C’est pour ça que les élucubrations des psychiatres me font rigoler. Un jour, une de mes copines férue de psychologie m’a littéralement jeté à la figure un article sur le « donjuanisme » en me disant : « Tiens, lis, c’est ta maladie ! ». Elle venait de découvrir son infortune et l’avait plutôt mal pris. Moi, je ne me suis pas du tout reconnu dans ce galimatias ! Ces histoires d’hommes qui cherchent à séduire leur mère dans chaque nouvelle femme parce qu’ils ont souffert d’un manque d’affection dans leur petite enfance, ces hommes qui voudraient prendre une sorte de revanche sur la gent féminine, mais incapables de trouver leur satisfaction dans ces conquêtes incessantes, d’ailleurs ils sont parfois impuissants, etc. N’importe quoi ! J’ai eu une enfance heureuse avec des parents aimants, attentionnés, et qui ne se disputaient pas à la maison. Je n’ai jamais ressenti quelque manque d’amour maternel.
Et surtout, je n’ai aucune revanche à prendre sur les femmes. Je me plais en leur compagnie. Je trouve exceptionnel qu’une femme soit vraiment laide ; il y a toujours un petit détail qui peut rendre attirante même la plus ordinaire. J’aime f***********r avec elles. Et lorsque j’en ai connu une, je ne peux plus jamais la regarder de façon « neutre ». Je ne suis pas jaloux de leurs aventures. Et, contrairement à ce qu’on pourrait croire, je les respecte. J’ai de l’affection pour elles, de la tendresse souvent. Mais je n’y peux rien : chaque fois que j’en rencontre une qui me plaît de n’importe quelle façon (et il y en a tant !), j’ai envie de l’attirer dans un lit et de lui f***********r. Chacune a sa façon bien à elle d’aboutir à son plaisir ou d’en donner à son partenaire, c’est toujours une découverte très émouvante pour qui veut bien explorer ces terres inconnues.

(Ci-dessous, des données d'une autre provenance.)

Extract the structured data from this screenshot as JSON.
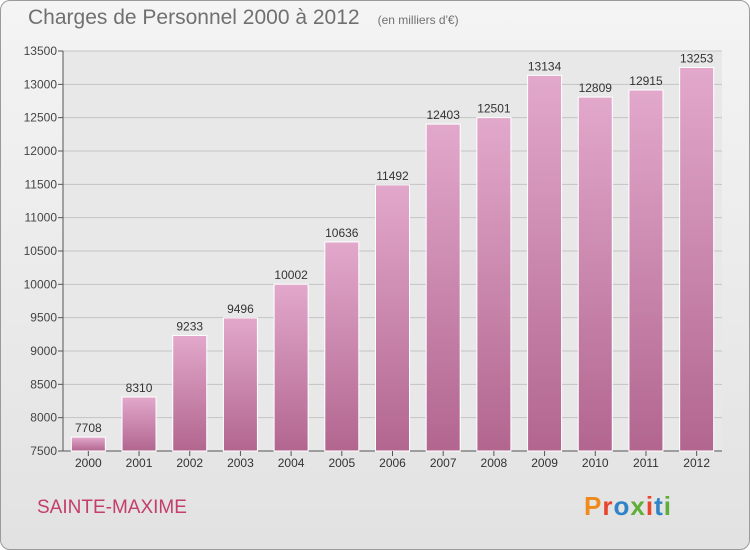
{
  "header": {
    "title": "Charges de Personnel 2000 à 2012",
    "unit": "(en milliers d'€)"
  },
  "footer": {
    "city": "SAINTE-MAXIME",
    "logo": "Proxiti"
  },
  "colors": {
    "bar_top": "#e2a8cb",
    "bar_bottom": "#b2668f",
    "city": "#c33e6c",
    "logo": [
      "#f08a1c",
      "#e8452c",
      "#2e84c6",
      "#5fae3a",
      "#e8452c",
      "#2e84c6",
      "#5fae3a"
    ]
  },
  "chart_data": {
    "type": "bar",
    "title": "Charges de Personnel 2000 à 2012",
    "categories": [
      "2000",
      "2001",
      "2002",
      "2003",
      "2004",
      "2005",
      "2006",
      "2007",
      "2008",
      "2009",
      "2010",
      "2011",
      "2012"
    ],
    "values": [
      7708,
      8310,
      9233,
      9496,
      10002,
      10636,
      11492,
      12403,
      12501,
      13134,
      12809,
      12915,
      13253
    ],
    "ylim": [
      7500,
      13500
    ],
    "yticks": [
      7500,
      8000,
      8500,
      9000,
      9500,
      10000,
      10500,
      11000,
      11500,
      12000,
      12500,
      13000,
      13500
    ],
    "grid": true,
    "legend": "none",
    "data_labels": true
  }
}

C’est pour cela que je n’ai jamais voulu me marier, ni même me mettre en ménage, et bien sûr avoir d’enfant. Je sais que je suis incapable de mener une vie de couple normale. Et ce travail dans l’industrie pharmaceutique, outre qu’il me permettait de rencontrer beaucoup de gens, m’obligeait à de fréquents déplacements et me protégeait ainsi du désir de stabilité de beaucoup de femmes.
Du moins le croyais-je, avant de rencontrer Myriam.
1. Voir Meurtre à la morgue, Éd. Glyphe, 2005.